Musik
Mundart-Band muss wegen Frisuren Konzert abbrechen
Die Schweizer Mundart-Band Lauwarm mussten ihren Auftritt am 18. Juli frühzeitig beenden, weil Gäste sich ob ihrer Frisuren "unwohl" fühlten.
Eigentlich hätte an diesem Montag zu Beginn der Schweizer Sommerferien eine andere Band auftreten sollen. Doch diese dieser Auftritt der Berner Brasserie Lorraine kurzfristig, die Mundart-Band "Lauwarm" sprang daraufhin ein. Die fünfköpfige Band hat Reggae, Indie-World und Pop in ihrem Programm.
Doch der fröhliche Auftritt dauerte nicht lange. Weil verschiedene Konzertbesucher gegenüber den Veranstaltern "Unwohlsein mit der Situation" äußerten, brachen diese nach Rücksprache mit den Bandmitgliedern das Konzert ab. Das berichtet die Schweizer Pendlerzeitung "20 Minuten".
Das Unwohlsein der Konzertbesucher habe sich auf die Thematik der "kulturellen Aneignung" bezogen, heißt es in dem Facebook-Post: die Übernahme einer Kultur durch Angehörige einer anderen Kultur. Sprich: Weil die Band Lauwarm aus fünf weißen Männern, teilweise mit Rastafrisuren, besteht und nicht etwa aus indigenen Jamaikanern, deren Vorfahren die in der Reggae-Musik thematisierte Ausgrenzung erfahren hatten, ist sie in den Augen mancher nicht berechtigt, Reggae zu spielen.
Entschuldigung für "Sensibilisierungslücken"
Die Verantwortlichen entschuldigen sich im Facebook-Post "bei allen Menschen, bei denen das Konzert schlechte Gefühle ausgelöst hat". Man trage die Verantwortung dafür, da man die Band eingeladen habe. Die eigenen "Sensibilisierungslücken" sowie die Reaktion vieler Gäste hätten wieder einmal gezeigt, wie aufgeladen das Thema sei. "Wir haben es verpasst, uns im Vornherein genug damit auseinanderzusetzen und Euch zu schützen."

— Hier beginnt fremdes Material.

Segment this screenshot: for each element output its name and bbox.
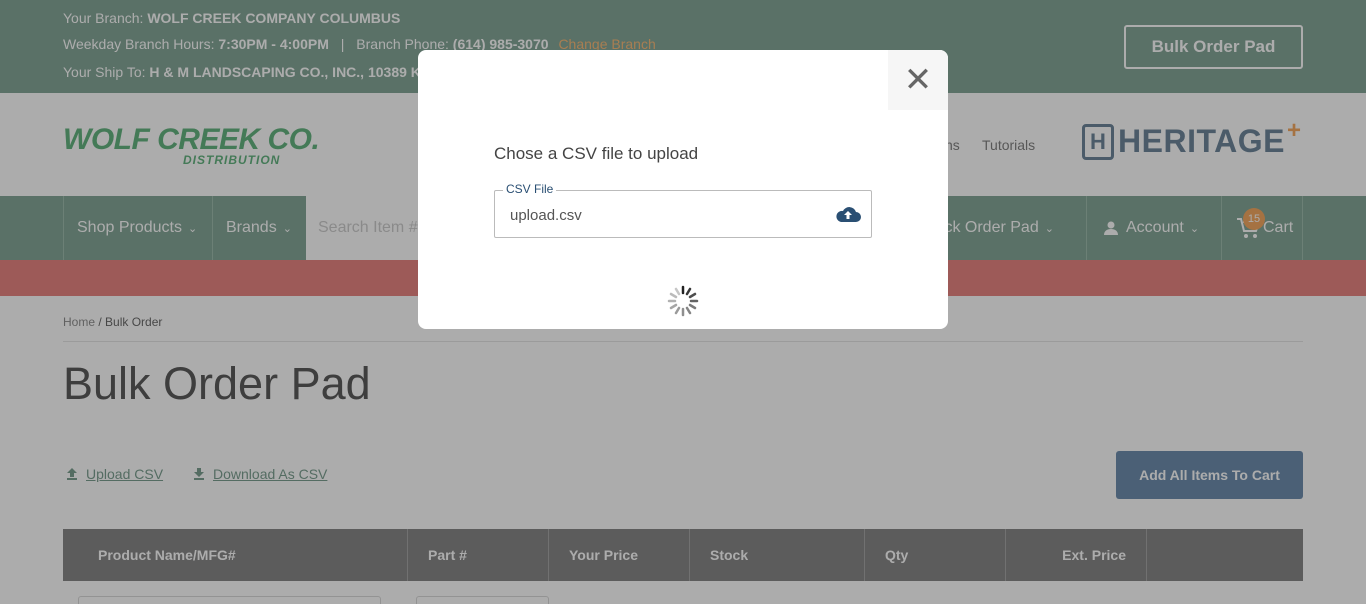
modal-title: Chose a CSV file to upload bbox=[494, 144, 699, 163]
upload-csv-modal: ✕ Chose a CSV file to upload CSV File up… bbox=[418, 50, 948, 329]
close-icon[interactable]: ✕ bbox=[888, 50, 948, 110]
csv-file-value: upload.csv bbox=[510, 207, 582, 224]
loading-spinner-icon bbox=[667, 285, 699, 317]
csv-file-label: CSV File bbox=[503, 182, 557, 196]
cloud-upload-icon[interactable] bbox=[835, 204, 861, 224]
csv-file-field[interactable]: CSV File upload.csv bbox=[494, 182, 872, 238]
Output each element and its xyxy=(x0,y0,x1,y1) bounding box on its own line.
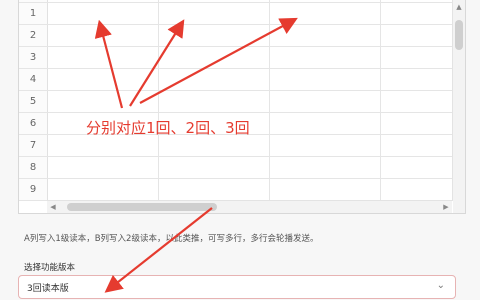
form-panel: 1 2 3 4 5 6 7 8 9 ▲ ◀ ▶ 选择功能版本 3回读本版 ⌄ 分… xyxy=(0,0,480,300)
annotation-arrow-to-select xyxy=(104,207,213,293)
annotation-arrows xyxy=(94,17,298,293)
annotation-arrow-1 xyxy=(94,19,124,109)
annotation-arrow-3 xyxy=(139,17,298,104)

Die Reaktionen auf den Facebook-Post sind irritiert – aber nicht wegen "kultureller Aneignung", sondern weil das Konzert abgebrochen wurde. Eine Userin ist empört und verweist auf Bob Marley: "Würde er sagen, dass Reggae nur von Jamaikanern gespielt werden darf?! Im Ernst?!? Er selber hatte übrigens einen weißen Vater."
"Lauwarm" versteht die Welt nicht mehr
Die Mundart-Barden selbst waren vom Konzertabbruch völlig überrascht. Band-Leader Dominik Plumettaz erklärten in einem Interview mit "20 Minuten" am Dienstag: "Nur, weil wir Rastas tragen, sind wir keine Rassisten".

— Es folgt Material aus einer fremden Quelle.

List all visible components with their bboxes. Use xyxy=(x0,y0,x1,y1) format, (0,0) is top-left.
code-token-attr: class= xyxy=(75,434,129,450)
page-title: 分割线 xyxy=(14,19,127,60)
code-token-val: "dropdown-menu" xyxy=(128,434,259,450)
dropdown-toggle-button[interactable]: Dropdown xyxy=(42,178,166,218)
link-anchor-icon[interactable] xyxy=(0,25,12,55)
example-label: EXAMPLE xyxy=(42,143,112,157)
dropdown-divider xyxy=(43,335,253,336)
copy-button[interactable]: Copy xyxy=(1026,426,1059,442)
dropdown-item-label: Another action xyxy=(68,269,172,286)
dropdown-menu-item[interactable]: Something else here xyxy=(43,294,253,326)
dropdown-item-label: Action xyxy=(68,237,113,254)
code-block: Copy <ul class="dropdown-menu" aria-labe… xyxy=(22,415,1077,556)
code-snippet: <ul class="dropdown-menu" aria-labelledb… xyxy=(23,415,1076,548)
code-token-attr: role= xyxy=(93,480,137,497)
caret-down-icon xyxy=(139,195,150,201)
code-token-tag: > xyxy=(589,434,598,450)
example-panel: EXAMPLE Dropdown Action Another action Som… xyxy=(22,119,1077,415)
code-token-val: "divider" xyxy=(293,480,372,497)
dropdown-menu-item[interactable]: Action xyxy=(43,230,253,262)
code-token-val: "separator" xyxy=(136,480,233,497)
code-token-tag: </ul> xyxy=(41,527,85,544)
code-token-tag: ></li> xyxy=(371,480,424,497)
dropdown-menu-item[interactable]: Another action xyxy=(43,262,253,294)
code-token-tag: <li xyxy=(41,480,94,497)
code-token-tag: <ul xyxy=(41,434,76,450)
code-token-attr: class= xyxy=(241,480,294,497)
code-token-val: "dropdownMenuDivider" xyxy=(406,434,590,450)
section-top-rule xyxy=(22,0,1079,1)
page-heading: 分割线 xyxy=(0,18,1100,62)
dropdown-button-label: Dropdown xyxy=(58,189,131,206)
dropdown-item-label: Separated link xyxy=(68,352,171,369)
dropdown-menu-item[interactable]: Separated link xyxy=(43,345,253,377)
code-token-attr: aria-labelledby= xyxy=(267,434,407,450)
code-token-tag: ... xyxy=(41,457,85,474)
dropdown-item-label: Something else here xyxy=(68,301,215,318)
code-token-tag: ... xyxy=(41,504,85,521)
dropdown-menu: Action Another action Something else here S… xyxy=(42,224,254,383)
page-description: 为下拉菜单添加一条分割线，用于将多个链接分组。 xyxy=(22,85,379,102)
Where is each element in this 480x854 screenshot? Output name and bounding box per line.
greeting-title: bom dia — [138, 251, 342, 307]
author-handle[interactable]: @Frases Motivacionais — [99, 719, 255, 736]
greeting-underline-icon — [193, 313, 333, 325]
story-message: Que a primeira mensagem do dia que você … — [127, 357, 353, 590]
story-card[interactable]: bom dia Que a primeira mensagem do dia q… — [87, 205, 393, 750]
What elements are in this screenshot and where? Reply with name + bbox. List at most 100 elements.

Die Stimmung an jenem Abend sei "super" gewesen, doch in einer Pause sei dann der Veranstalter zu ihnen gekommen und habe sie über den Abbruch informiert. "Für uns war es extrem unangenehm, eine schwierige Situation. Wir fühlten uns total vor den Kopf gestoßen. Wenn einem ein Auftritt nicht gefällt, ist man nicht verpflichtet, zu bleiben. Doch stattdessen wurde das Konzert abgebrochen, obwohl das Publikum mehrheitlich wollte, dass es weitergeht. Das war schmerzhaft für uns."
Kritiker tauchten unter
Plumettaz war die gesamte Thematik Neuland. Dementsprechend perplex machten ihn auch Beschuldigungen: "Wir waren zuvor noch nie mit diesem Vorwurf konfrontiert." Auch das Publikum habe mit einem Riesen-Shitstorm auf den Veranstalter reagiert. "Die Leute haben nicht verstanden, dass das Konzert abgebrochen wird". Er und seine Mitmusiker seien dann noch geblieben, hätten das Gespräch gesucht.
Bezeichnend: Die Kritiker hätten sich während der folgenden drei Stunden im Lokal mit keinem Wort bei der Band gemeldet. "Bis heute weiß ich nicht, wer die Kritik geäußert hat, wer von den Gästen sich unwohl gefühlt hat, weil wir als weiße Männer mit Rastas Reggae spielen", so der Band-Leader, der den Vorwurf komplett daneben findet: "In der Musik geht es um Kreativität, Inspiration. Wenn man sich inspiriert fühlt und etwas Positives aus einer anderen Kultur mitnehmen und weitertragen kann, ist das doch megaschön. Für jede Kultur."